Updated audio and score here

Section C has been completed, in essence I took the main two melodies from the piano lines in section A (dun—dun—d-d-d-dun— if you’ve been listening along that might help pick out which part it is!). I fed these two melodies to the violin and clarinet, stretching them out by their rhythmic value, aiming to create a nice mournful, epic sound spoken about in my first post on this work.

Furthermore, these melodies continue the theme of rhythmic hocket which is present throughout “Hectic Jacaranda” by Damien Ricketson, and explored in numerous ways throughout my BABY STEPS (click to view an example).

Section B is built from am original  rhythmic motif that has melody applied to the corresponding rhythms played by the violin and clarinet, whereas section C is built from the two main melodies in section A, with a new rhythmic sensibility applied and the hocket technique between the two lead instruments. This way, section C sounds as if it has one main melody instead of two competing or duelling parts as section B does, which was the intention for section B.

Oh yeah, I’ve also thrown in some more chords to break away from the monochromatic tonic and dominant harmonic landscape set up so far throughout. New chords introduced in section C are chord VI, IV and viio7. Props to Lewis Cornwell who has taught a lowly music 1 graduate to have a decent command of tonal music language and terminology.

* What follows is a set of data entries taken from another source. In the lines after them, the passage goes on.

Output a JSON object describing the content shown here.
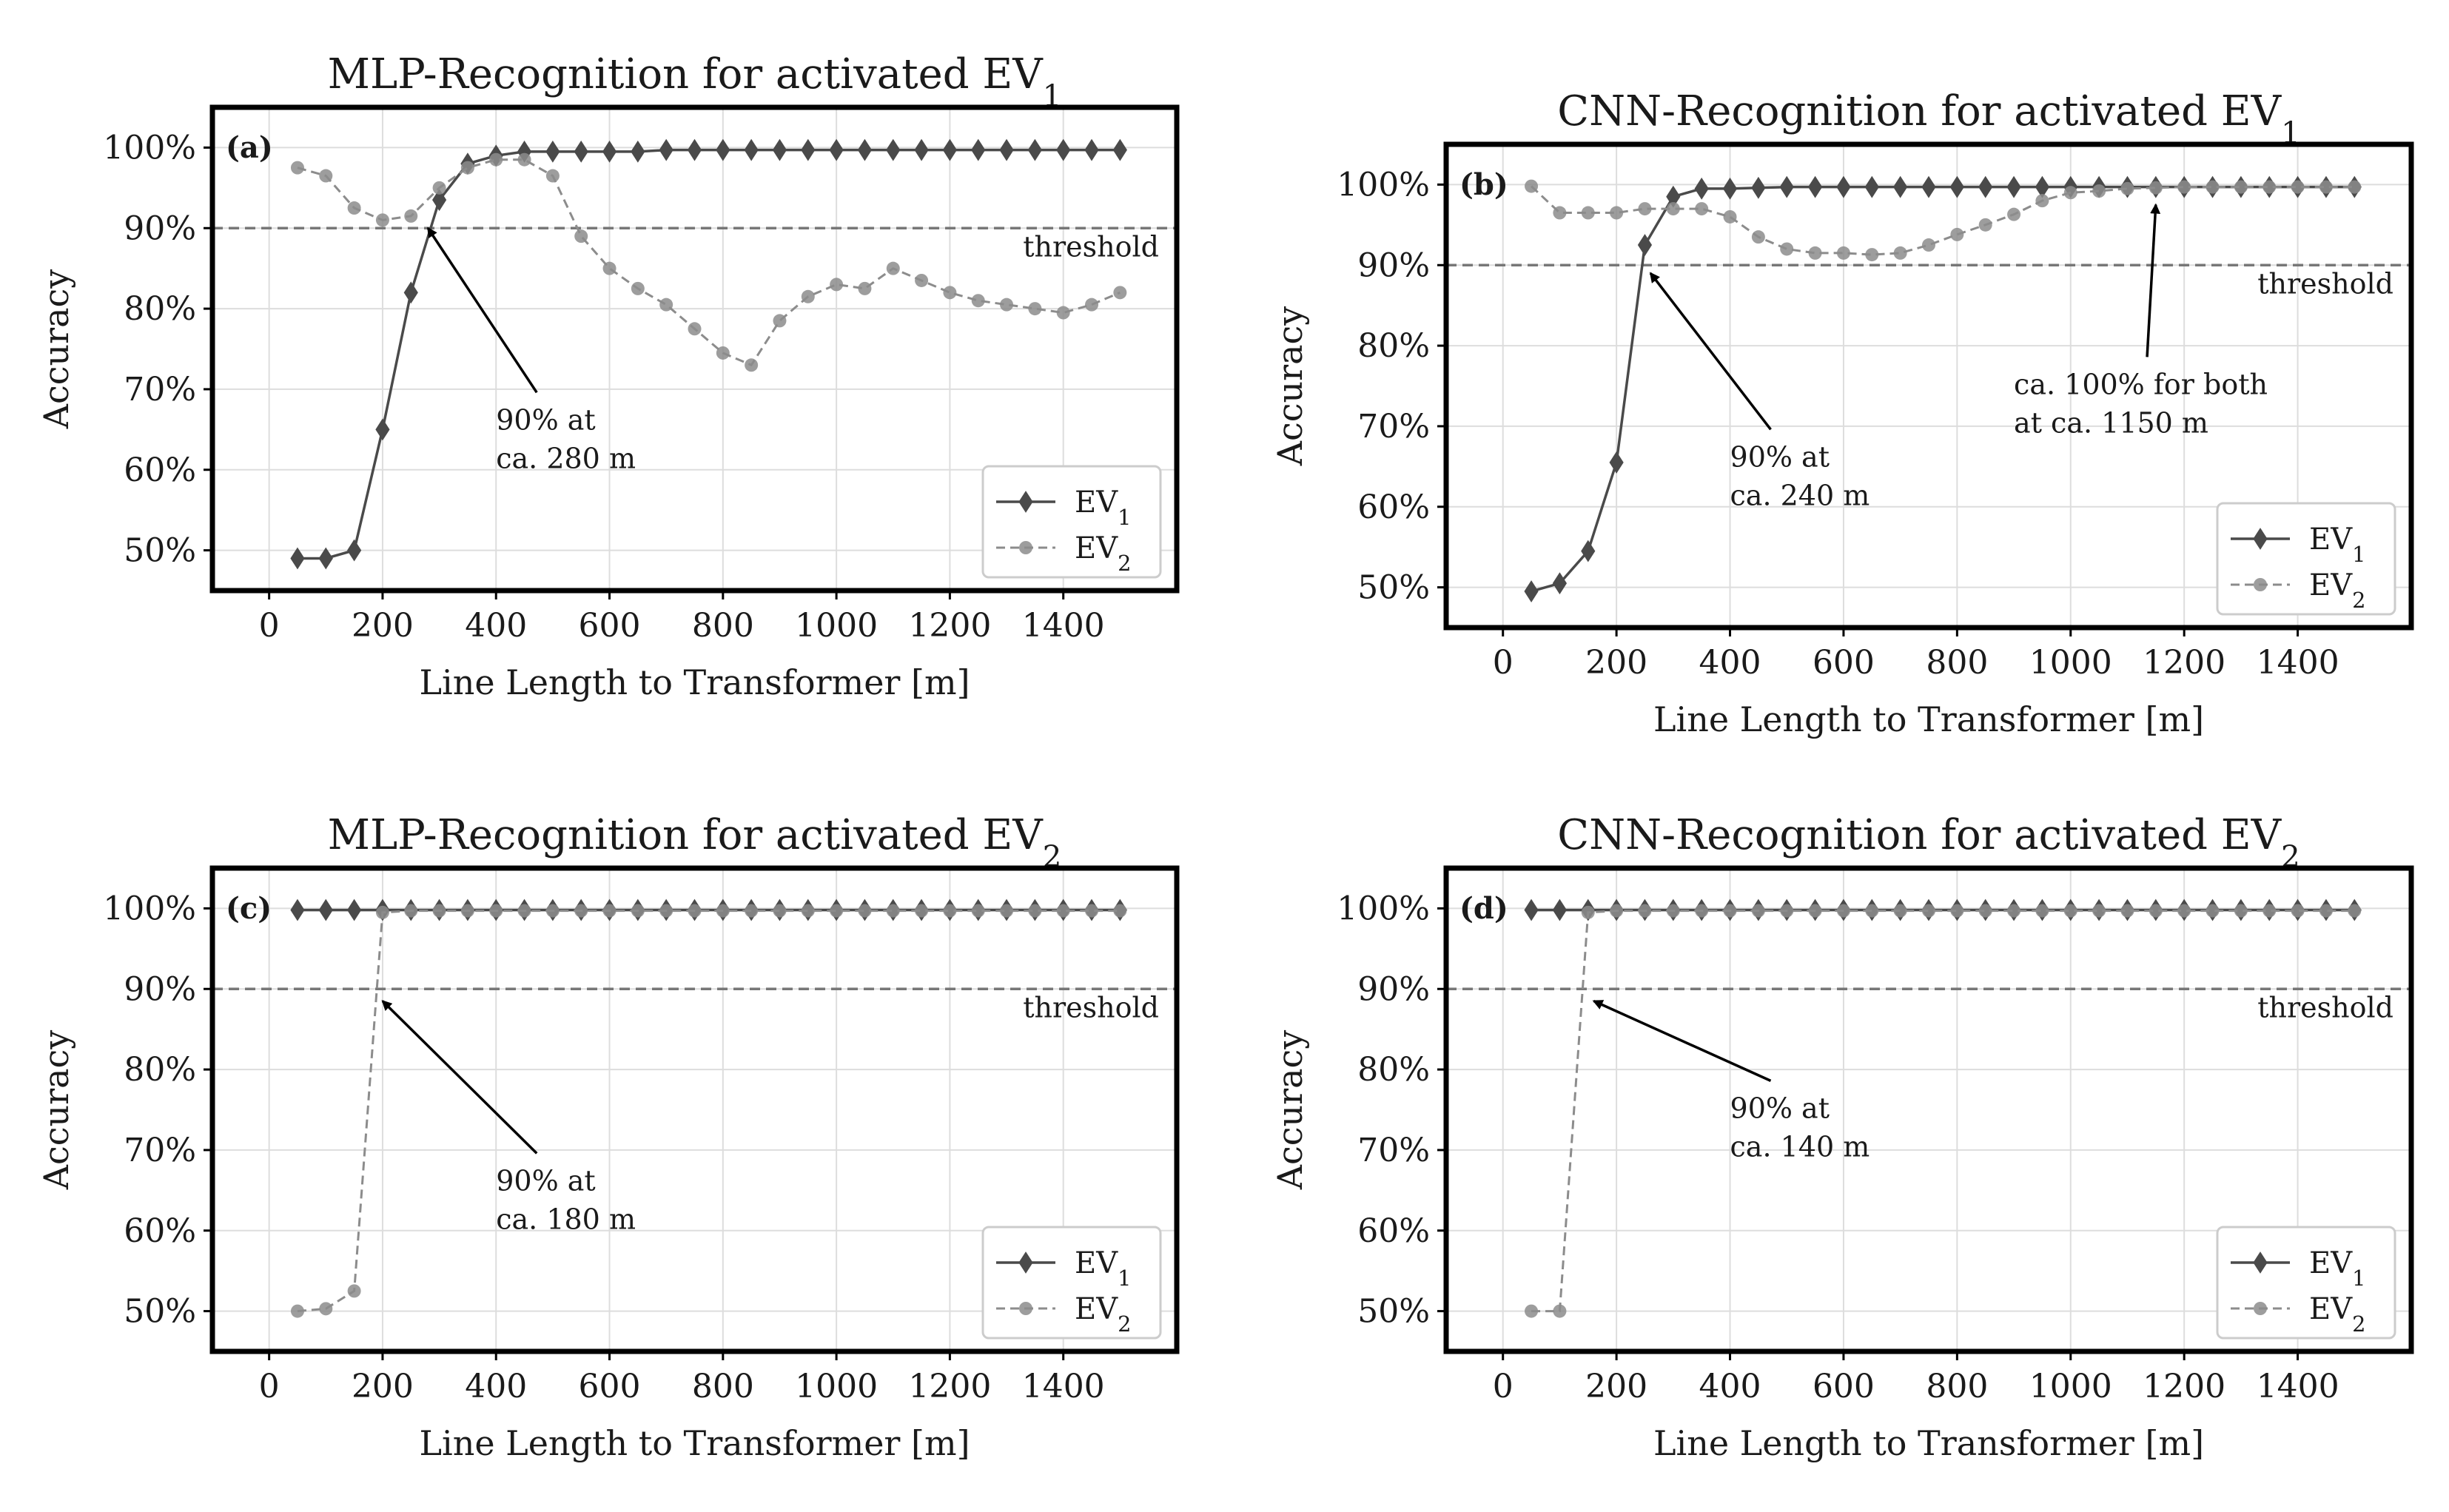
{
  "figure": {
    "colors": {
      "ev1": "#4a4a4a",
      "ev2": "#8c8c8c",
      "threshold": "#777777",
      "grid": "#dddddd",
      "frame": "#000000"
    },
    "threshold_label": "threshold",
    "legend": {
      "ev1": "EV",
      "ev1_sub": "1",
      "ev2": "EV",
      "ev2_sub": "2"
    }
  },
  "chart_data": [
    {
      "type": "line",
      "panel": "a",
      "panel_label": "(a)",
      "title": "MLP-Recognition for activated EV",
      "title_sub": "1",
      "xlabel": "Line Length to Transformer [m]",
      "ylabel": "Accuracy",
      "xlim": [
        -100,
        1600
      ],
      "ylim": [
        45,
        105
      ],
      "xticks": [
        0,
        200,
        400,
        600,
        800,
        1000,
        1200,
        1400
      ],
      "yticks": [
        50,
        60,
        70,
        80,
        90,
        100
      ],
      "ytick_labels": [
        "50%",
        "60%",
        "70%",
        "80%",
        "90%",
        "100%"
      ],
      "threshold": 90,
      "x": [
        50,
        100,
        150,
        200,
        250,
        300,
        350,
        400,
        450,
        500,
        550,
        600,
        650,
        700,
        750,
        800,
        850,
        900,
        950,
        1000,
        1050,
        1100,
        1150,
        1200,
        1250,
        1300,
        1350,
        1400,
        1450,
        1500
      ],
      "series": [
        {
          "name": "EV1",
          "values": [
            49,
            49,
            50,
            65,
            82,
            93.5,
            98,
            99,
            99.5,
            99.5,
            99.5,
            99.5,
            99.5,
            99.7,
            99.7,
            99.7,
            99.7,
            99.7,
            99.7,
            99.7,
            99.7,
            99.7,
            99.7,
            99.7,
            99.7,
            99.7,
            99.7,
            99.7,
            99.7,
            99.7
          ]
        },
        {
          "name": "EV2",
          "values": [
            97.5,
            96.5,
            92.5,
            91,
            91.5,
            95,
            97.5,
            98.5,
            98.5,
            96.5,
            89,
            85,
            82.5,
            80.5,
            77.5,
            74.5,
            73,
            78.5,
            81.5,
            83,
            82.5,
            85,
            83.5,
            82,
            81,
            80.5,
            80,
            79.5,
            80.5,
            82
          ]
        }
      ],
      "annotations": [
        {
          "line1": "90% at",
          "line2": "ca. 280 m",
          "target_x": 280,
          "target_y": 90,
          "text_x": 400,
          "text_y": 65
        }
      ]
    },
    {
      "type": "line",
      "panel": "b",
      "panel_label": "(b)",
      "title": "CNN-Recognition for activated EV",
      "title_sub": "1",
      "xlabel": "Line Length to Transformer [m]",
      "ylabel": "Accuracy",
      "xlim": [
        -100,
        1600
      ],
      "ylim": [
        45,
        105
      ],
      "xticks": [
        0,
        200,
        400,
        600,
        800,
        1000,
        1200,
        1400
      ],
      "yticks": [
        50,
        60,
        70,
        80,
        90,
        100
      ],
      "ytick_labels": [
        "50%",
        "60%",
        "70%",
        "80%",
        "90%",
        "100%"
      ],
      "threshold": 90,
      "x": [
        50,
        100,
        150,
        200,
        250,
        300,
        350,
        400,
        450,
        500,
        550,
        600,
        650,
        700,
        750,
        800,
        850,
        900,
        950,
        1000,
        1050,
        1100,
        1150,
        1200,
        1250,
        1300,
        1350,
        1400,
        1450,
        1500
      ],
      "series": [
        {
          "name": "EV1",
          "values": [
            49.5,
            50.5,
            54.5,
            65.5,
            92.5,
            98.5,
            99.5,
            99.5,
            99.6,
            99.7,
            99.7,
            99.7,
            99.7,
            99.7,
            99.7,
            99.7,
            99.7,
            99.7,
            99.7,
            99.7,
            99.7,
            99.7,
            99.7,
            99.7,
            99.7,
            99.7,
            99.7,
            99.7,
            99.7,
            99.7
          ]
        },
        {
          "name": "EV2",
          "values": [
            99.8,
            96.5,
            96.5,
            96.5,
            97,
            97,
            97,
            96,
            93.5,
            92,
            91.5,
            91.5,
            91.3,
            91.5,
            92.5,
            93.8,
            95,
            96.3,
            98,
            99,
            99.2,
            99.5,
            99.6,
            99.7,
            99.7,
            99.7,
            99.7,
            99.7,
            99.7,
            99.7
          ]
        }
      ],
      "annotations": [
        {
          "line1": "90% at",
          "line2": "ca. 240 m",
          "target_x": 260,
          "target_y": 89,
          "text_x": 400,
          "text_y": 65
        },
        {
          "line1": "ca. 100% for both",
          "line2": "at ca. 1150 m",
          "target_x": 1150,
          "target_y": 97.5,
          "text_x": 900,
          "text_y": 74
        }
      ]
    },
    {
      "type": "line",
      "panel": "c",
      "panel_label": "(c)",
      "title": "MLP-Recognition for activated EV",
      "title_sub": "2",
      "xlabel": "Line Length to Transformer [m]",
      "ylabel": "Accuracy",
      "xlim": [
        -100,
        1600
      ],
      "ylim": [
        45,
        105
      ],
      "xticks": [
        0,
        200,
        400,
        600,
        800,
        1000,
        1200,
        1400
      ],
      "yticks": [
        50,
        60,
        70,
        80,
        90,
        100
      ],
      "ytick_labels": [
        "50%",
        "60%",
        "70%",
        "80%",
        "90%",
        "100%"
      ],
      "threshold": 90,
      "x": [
        50,
        100,
        150,
        200,
        250,
        300,
        350,
        400,
        450,
        500,
        550,
        600,
        650,
        700,
        750,
        800,
        850,
        900,
        950,
        1000,
        1050,
        1100,
        1150,
        1200,
        1250,
        1300,
        1350,
        1400,
        1450,
        1500
      ],
      "series": [
        {
          "name": "EV1",
          "values": [
            99.8,
            99.8,
            99.8,
            99.8,
            99.8,
            99.8,
            99.8,
            99.8,
            99.8,
            99.8,
            99.8,
            99.8,
            99.8,
            99.8,
            99.8,
            99.8,
            99.8,
            99.8,
            99.8,
            99.8,
            99.8,
            99.8,
            99.8,
            99.8,
            99.8,
            99.8,
            99.8,
            99.8,
            99.8,
            99.8
          ]
        },
        {
          "name": "EV2",
          "values": [
            50,
            50.3,
            52.5,
            99.5,
            99.7,
            99.7,
            99.7,
            99.7,
            99.7,
            99.7,
            99.7,
            99.7,
            99.7,
            99.7,
            99.7,
            99.7,
            99.7,
            99.7,
            99.7,
            99.7,
            99.7,
            99.7,
            99.7,
            99.7,
            99.7,
            99.7,
            99.7,
            99.7,
            99.7,
            99.7
          ]
        }
      ],
      "annotations": [
        {
          "line1": "90% at",
          "line2": "ca. 180 m",
          "target_x": 200,
          "target_y": 88.5,
          "text_x": 400,
          "text_y": 65
        }
      ]
    },
    {
      "type": "line",
      "panel": "d",
      "panel_label": "(d)",
      "title": "CNN-Recognition for activated EV",
      "title_sub": "2",
      "xlabel": "Line Length to Transformer [m]",
      "ylabel": "Accuracy",
      "xlim": [
        -100,
        1600
      ],
      "ylim": [
        45,
        105
      ],
      "xticks": [
        0,
        200,
        400,
        600,
        800,
        1000,
        1200,
        1400
      ],
      "yticks": [
        50,
        60,
        70,
        80,
        90,
        100
      ],
      "ytick_labels": [
        "50%",
        "60%",
        "70%",
        "80%",
        "90%",
        "100%"
      ],
      "threshold": 90,
      "x": [
        50,
        100,
        150,
        200,
        250,
        300,
        350,
        400,
        450,
        500,
        550,
        600,
        650,
        700,
        750,
        800,
        850,
        900,
        950,
        1000,
        1050,
        1100,
        1150,
        1200,
        1250,
        1300,
        1350,
        1400,
        1450,
        1500
      ],
      "series": [
        {
          "name": "EV1",
          "values": [
            99.8,
            99.8,
            99.8,
            99.8,
            99.8,
            99.8,
            99.8,
            99.8,
            99.8,
            99.8,
            99.8,
            99.8,
            99.8,
            99.8,
            99.8,
            99.8,
            99.8,
            99.8,
            99.8,
            99.8,
            99.8,
            99.8,
            99.8,
            99.8,
            99.8,
            99.8,
            99.8,
            99.8,
            99.8,
            99.8
          ]
        },
        {
          "name": "EV2",
          "values": [
            50,
            50,
            99.5,
            99.7,
            99.7,
            99.7,
            99.7,
            99.7,
            99.7,
            99.7,
            99.7,
            99.7,
            99.7,
            99.7,
            99.7,
            99.7,
            99.7,
            99.7,
            99.7,
            99.7,
            99.7,
            99.7,
            99.7,
            99.7,
            99.7,
            99.7,
            99.7,
            99.7,
            99.7,
            99.7
          ]
        }
      ],
      "annotations": [
        {
          "line1": "90% at",
          "line2": "ca. 140 m",
          "target_x": 160,
          "target_y": 88.5,
          "text_x": 400,
          "text_y": 74
        }
      ]
    }
  ]
}
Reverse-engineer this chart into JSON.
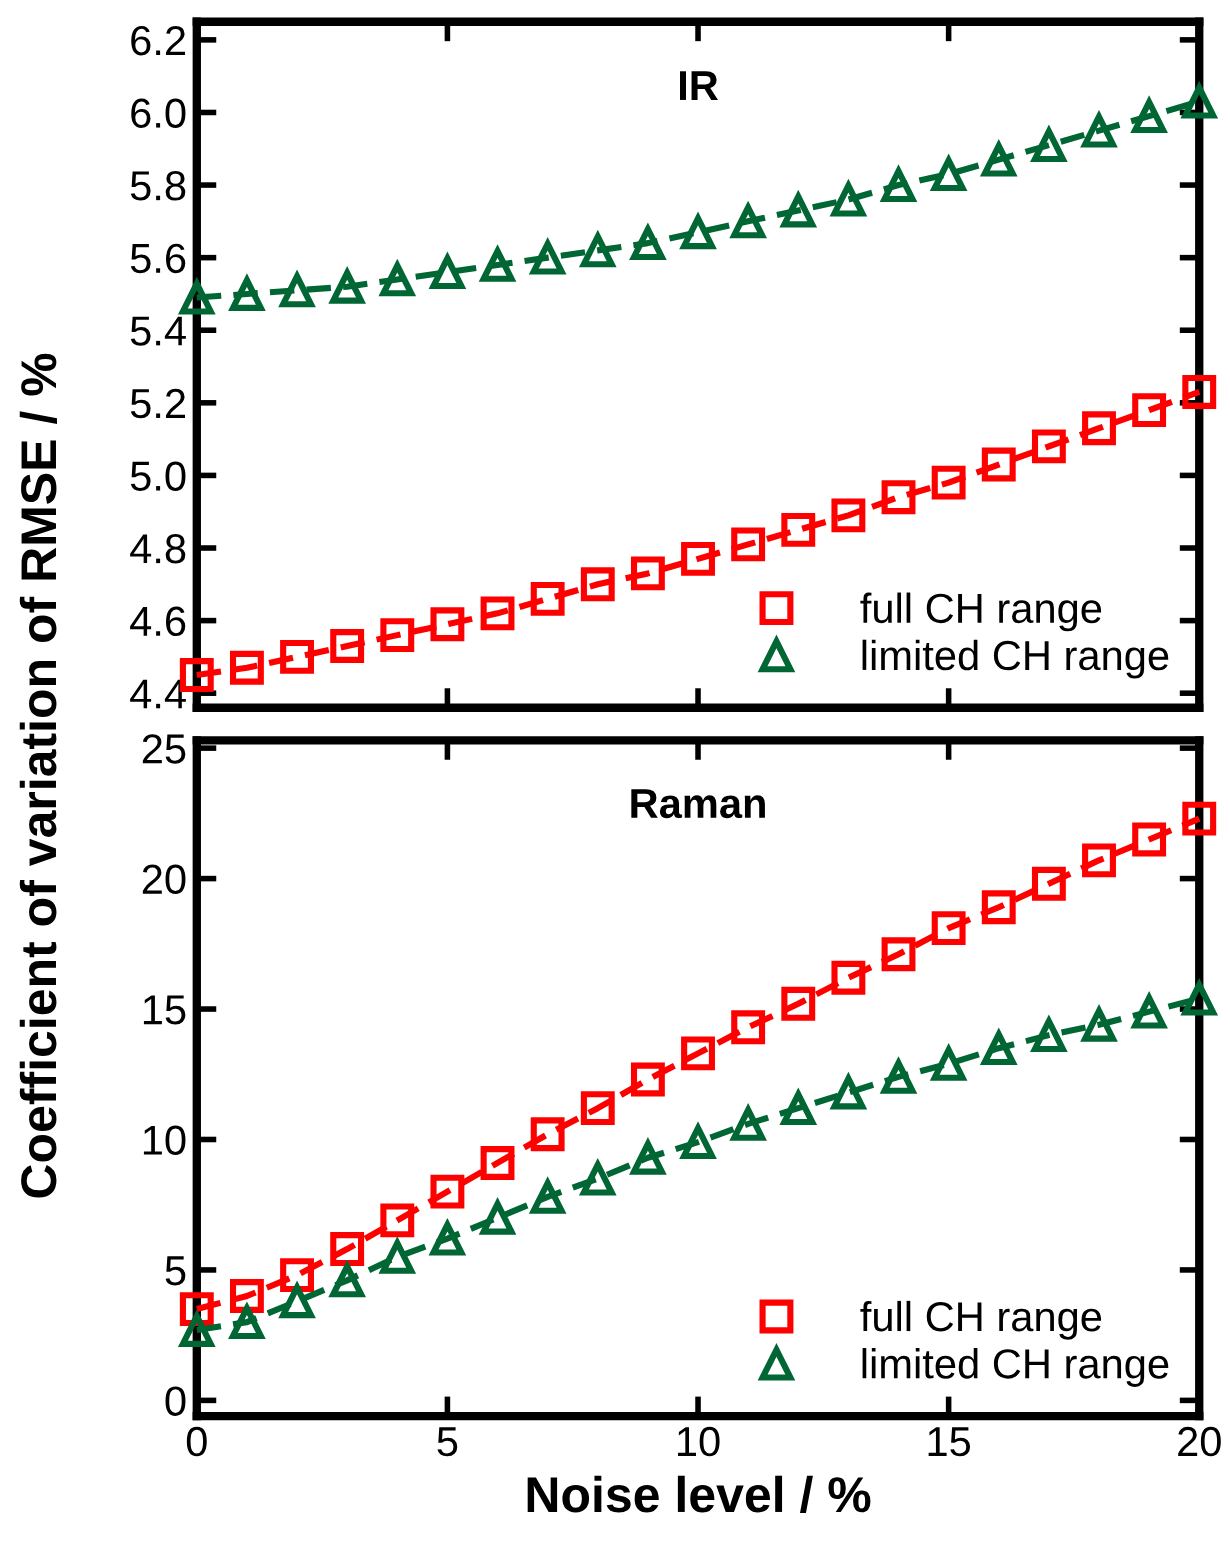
{
  "chart_data": [
    {
      "type": "line",
      "title": "IR",
      "ylabel": "Coefficient of variation of RMSE / %",
      "x": [
        0,
        1,
        2,
        3,
        4,
        5,
        6,
        7,
        8,
        9,
        10,
        11,
        12,
        13,
        14,
        15,
        16,
        17,
        18,
        19,
        20
      ],
      "xlim": [
        0,
        20
      ],
      "xticks": [
        0,
        5,
        10,
        15,
        20
      ],
      "ylim": [
        4.36,
        6.25
      ],
      "yticks": [
        {
          "value": 4.4,
          "label": "4.4"
        },
        {
          "value": 4.6,
          "label": "4.6"
        },
        {
          "value": 4.8,
          "label": "4.8"
        },
        {
          "value": 5.0,
          "label": "5.0"
        },
        {
          "value": 5.2,
          "label": "5.2"
        },
        {
          "value": 5.4,
          "label": "5.4"
        },
        {
          "value": 5.6,
          "label": "5.6"
        },
        {
          "value": 5.8,
          "label": "5.8"
        },
        {
          "value": 6.0,
          "label": "6.0"
        },
        {
          "value": 6.2,
          "label": "6.2"
        }
      ],
      "tick_labels": "y",
      "grid": false,
      "legend": "bottom right",
      "line_style": "dashed",
      "series": [
        {
          "name": "full CH range",
          "color": "#ff0000",
          "marker": "square",
          "values": [
            4.45,
            4.47,
            4.5,
            4.53,
            4.56,
            4.59,
            4.62,
            4.66,
            4.7,
            4.73,
            4.77,
            4.81,
            4.85,
            4.89,
            4.94,
            4.98,
            5.03,
            5.08,
            5.13,
            5.18,
            5.23
          ]
        },
        {
          "name": "limited CH range",
          "color": "#006633",
          "marker": "triangle",
          "values": [
            5.49,
            5.5,
            5.51,
            5.52,
            5.54,
            5.56,
            5.58,
            5.6,
            5.62,
            5.64,
            5.67,
            5.7,
            5.73,
            5.76,
            5.8,
            5.83,
            5.87,
            5.91,
            5.95,
            5.99,
            6.03
          ]
        }
      ]
    },
    {
      "type": "line",
      "title": "Raman",
      "xlabel": "Noise level / %",
      "x": [
        0,
        1,
        2,
        3,
        4,
        5,
        6,
        7,
        8,
        9,
        10,
        11,
        12,
        13,
        14,
        15,
        16,
        17,
        18,
        19,
        20
      ],
      "xlim": [
        0,
        20
      ],
      "xticks": [
        0,
        5,
        10,
        15,
        20
      ],
      "ylim": [
        -0.6,
        25.3
      ],
      "yticks": [
        0,
        5,
        10,
        15,
        20,
        25
      ],
      "grid": false,
      "legend": "bottom right",
      "line_style": "dashed",
      "series": [
        {
          "name": "full CH range",
          "color": "#ff0000",
          "marker": "square",
          "values": [
            3.5,
            4.0,
            4.8,
            5.8,
            6.9,
            8.0,
            9.1,
            10.2,
            11.2,
            12.3,
            13.3,
            14.3,
            15.2,
            16.2,
            17.1,
            18.1,
            18.9,
            19.8,
            20.7,
            21.5,
            22.3
          ]
        },
        {
          "name": "limited CH range",
          "color": "#006633",
          "marker": "triangle",
          "values": [
            2.7,
            3.0,
            3.8,
            4.6,
            5.5,
            6.2,
            7.0,
            7.8,
            8.5,
            9.3,
            9.9,
            10.6,
            11.2,
            11.8,
            12.4,
            12.9,
            13.5,
            14.0,
            14.4,
            14.9,
            15.4
          ]
        }
      ]
    }
  ]
}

TLDR = new chords in this section cause only two chords used so far and got boring.

The use of the hocket technique to separate the melodic instruments also relates to my model work “Hectic Jacaranda” by Damien Ricketson on another level. In this article (, Damien speaks about the significance that the work carried given it’s creation and early existence occurring at the time of early Co-vid 19 becoming worldwide. This is expressed in the fact that the constant hocket does not allow the two instruments to play simultaneously, a metaphor for the music world during Co-vid. My musical response to this in section C of my work (yet untitled) stages a hocket between violin and clarinet to keep them separate in time, then as the note values become quicker in subsequent repeats of the phrase, the violin and clarinet finally unite and harmonise for the first time in the piece, a metaphor for musicians and people in general starting to reconnect in person in a post Co-vid and zoom meeting riddled world.

A performance of Hectic Jacaranda can be viewed here ( Damien also speaks of the performers being separated, and their ensemble communication and their entire musical experience being “mediated via technology” (video description). Anyone else try to stage a band rehearsal over zoom over the last two years? Yeah, those experiences and then some are reflected in Damien’s work.